Mr Crossan was given an initial six-figure payout for refurbishing his damaged pub but almost five years later he said he was still trying to get compensation for revenue and profits lost while the pub was closed for 20 months.

Under Scots law, complainers have five years to make a damages claim of this sort.

Mr Crossan told BBC Scotland he had been "pushed to the court steps" by Babcock's refusal to discuss compensation.

Image copyright Jeff J Mitchell
Image caption Rescuers lift the police helicopter wreckage from the roof of The Clutha pub

"It's not something you want to do, but I have to do it," he said.

Mr Crossan said the compensation figure came from a loss adjuster.

"These are not figures I've pulled out my head," he said.

Image caption The 10 people who died: (Top: left to right) David Traill, PC Kirsty Nelis, PC Tony Collins, Gary Arthur, Samuel McGhee (Bottom: left to right) Colin Gibson, Robert Jenkins, Mark O'Prey, John McGarrigle, Joe Cusker

Mr Crossan said he knew his struggles were "insignificant" compared with the people who were killed or injured but thought he was owed payment for his losses.

"A lot of people are still suffering and I'm bottom of that list," he said.

A fatal accident inquiry into the Clutha crash will formally begin at Hampden Park on 8 April next year.

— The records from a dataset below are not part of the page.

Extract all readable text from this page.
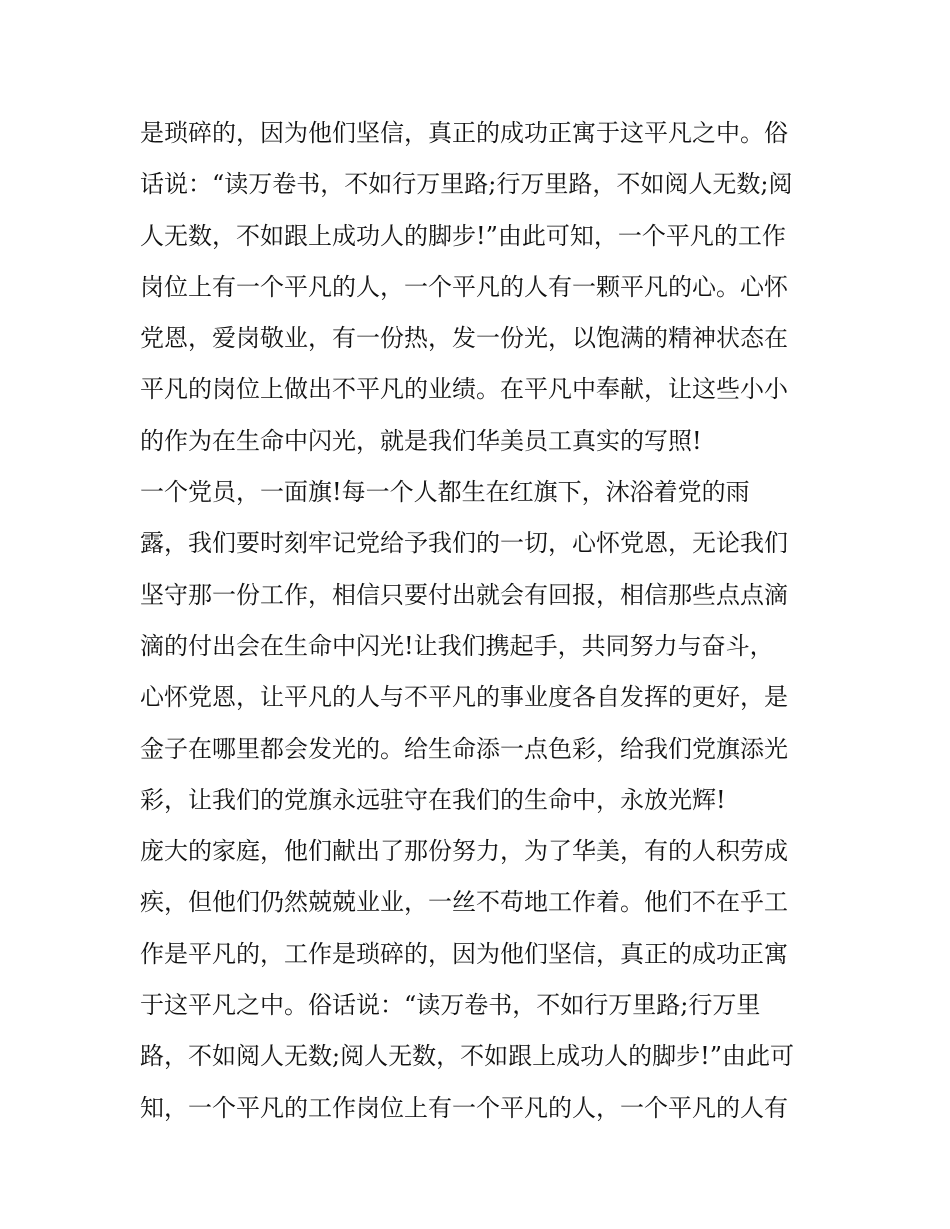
是琐碎的，因为他们坚信，真正的成功正寓于这平凡之中。俗
话说：“读万卷书，不如行万里路;行万里路，不如阅人无数;阅
人无数，不如跟上成功人的脚步!”由此可知，一个平凡的工作
岗位上有一个平凡的人，一个平凡的人有一颗平凡的心。心怀
党恩，爱岗敬业，有一份热，发一份光，以饱满的精神状态在
平凡的岗位上做出不平凡的业绩。在平凡中奉献，让这些小小
的作为在生命中闪光，就是我们华美员工真实的写照!
一个党员，一面旗!每一个人都生在红旗下，沐浴着党的雨
露，我们要时刻牢记党给予我们的一切，心怀党恩，无论我们
坚守那一份工作，相信只要付出就会有回报，相信那些点点滴
滴的付出会在生命中闪光!让我们携起手，共同努力与奋斗，
心怀党恩，让平凡的人与不平凡的事业度各自发挥的更好，是
金子在哪里都会发光的。给生命添一点色彩，给我们党旗添光
彩，让我们的党旗永远驻守在我们的生命中，永放光辉!
庞大的家庭，他们献出了那份努力，为了华美，有的人积劳成
疾，但他们仍然兢兢业业，一丝不苟地工作着。他们不在乎工
作是平凡的，工作是琐碎的，因为他们坚信，真正的成功正寓
于这平凡之中。俗话说：“读万卷书，不如行万里路;行万里
路，不如阅人无数;阅人无数，不如跟上成功人的脚步!”由此可
知，一个平凡的工作岗位上有一个平凡的人，一个平凡的人有
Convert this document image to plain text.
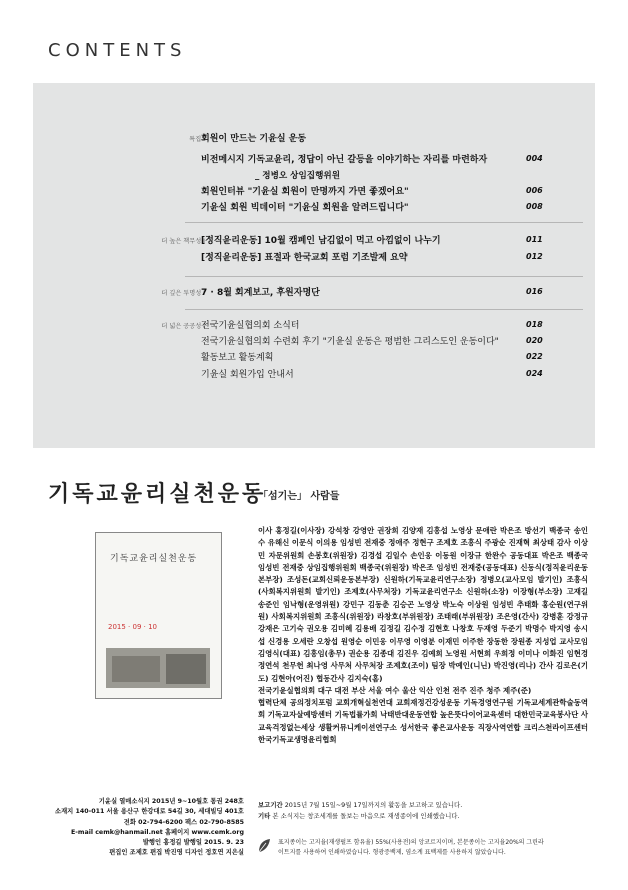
CONTENTS
특집 Ⅰ
회원이 만드는 기윤실 운동
비전메시지 기독교윤리, 정답이 아닌 갈등을 이야기하는 자리를 마련하자	004
_ 정병오 상임집행위원
회원인터뷰 "기윤실 회원이 만명까지 가면 좋겠어요"	006
기윤실 회원 빅데이터 "기윤실 회원을 알려드립니다"	008
더 높은 책무성 Ⅰ
[정직윤리운동] 10월 캠페인 남김없이 먹고 아낌없이 나누기	011
[정직윤리운동] 표절과 한국교회 포럼 기조발제 요약	012
더 깊은 투명성 Ⅰ
7 · 8월 회계보고, 후원자명단	016
더 넓은 공공성 Ⅰ
전국기윤실협의회 소식터	018
전국기윤실협의회 수련회 후기 "기윤실 운동은 평범한 그리스도인 운동이다"	020
활동보고 활동계획	022
기윤실 회원가입 안내서	024
기독교윤리실천운동
「섬기는」 사람들
기독교윤리실천운동
2015 · 09 · 10

이사 홍정길(이사장) 강석창 강영안 권장희 김양재 김흥섭 노영상 문애란 박은조 방선기 백종국 송인수 유해신 이문식 이의용 임성빈 전재중 정애주 정현구 조제호 조흥식 주광순 진재혁 최상태 감사 이상민 자문위원회 손봉호(위원장) 김경섭 김일수 손인웅 이동원 이장규 한완수 공동대표 박은조 백종국 임성빈 전재중 상임집행위원회 백종국(위원장) 박은조 임성빈 전재중(공동대표) 신동식(정직윤리운동본부장) 조성돈(교회신뢰운동본부장) 신원하(기독교윤리연구소장) 정병오(교사모임 발기인) 조흥식(사회복지위원회 발기인) 조제호(사무처장) 기독교윤리연구소 신원하(소장) 이장형(부소장) 고재길 송준인 임낙형(운영위원) 강민구 김동춘 김승곤 노영상 박노숙 이상원 임성빈 추태화 홍순원(연구위원) 사회복지위원회 조흥식(위원장) 라창호(부위원장) 조태래(부위원장) 조은영(간사) 강병훈 강정규 강재은 고기숙 권오용 김미혜 김용배 김정길 김수정 김현호 나창호 두재영 두준기 박명수 박지영 송시섭 신경용 오세란 오창섭 원영순 이민웅 이무영 이영분 이재민 이주한 장동한 장원종 지성업 교사모임 김영식(대표) 김흥임(총무) 권순용 김종대 김진우 김예희 노영원 서현희 우희정 이미나 이화진 임현경 정연석 천무헌 최나영 사무처 사무처장 조제호(조이) 팀장 박예인(니닌) 박진영(리나) 간사 김로은(기도) 김현아(어진) 협동간사 김지숙(홈)

전국기윤실협의회 대구 대전 부산 서울 여수 울산 익산 인천 전주 진주 청주 제주(준)

협력단체 공의정치포럼 교회개혁실천연대 교회재정건강성운동 기독경영연구원 기독교세계관학술동역회 기독교자살예방센터 기독법률가회 낙태반대운동연합 높은뜻다이어교육센터 대한민국교육봉사단 사교육걱정없는세상 생활커뮤니케이션연구소 성서한국 좋은교사운동 직장사역연합 크리스천라이프센터 한국기독교생명윤리협회

기윤실 열매소식지 2015년 9~10월호 통권 248호

소재지 140-011 서울 용산구 한강대로 54길 30, 세대빌딩 401호

전화 02-794-6200 팩스 02-790-8585

E-mail cemk@hanmail.net 홈페이지 www.cemk.org

발행인 홍정길 발행일 2015. 9. 23

편집인 조제호 편집 박진영 디자인 정호연 지은실

보고기간 2015년 7월 15일~9월 17일까지의 활동을 보고하고 있습니다.

기타 본 소식지는 창조세계를 돌보는 마음으로 재생종이에 인쇄했습니다.

표지종이는 고지율(재생펄프 함유율) 55%(사용전)의 앙코르지이며, 본문종이는 고지율20%의 그린라

이트지를 사용하여 인쇄하였습니다. 형광증백제, 염소계 표백제를 사용하지 않았습니다.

A report published in 2015 by the Air Accidents Investigation Branch (AAIB) said the pilot, Captain David Traill, did not follow emergency protocol and flew on despite low fuel warnings.

It said fuel transfer pumps were turned off and a controlled landing was not achieved for "unknown reasons".

After the crash, Bond Air Services said Capt Traill was one of their most experienced pilots and described him as "the epitome of the consummate professional".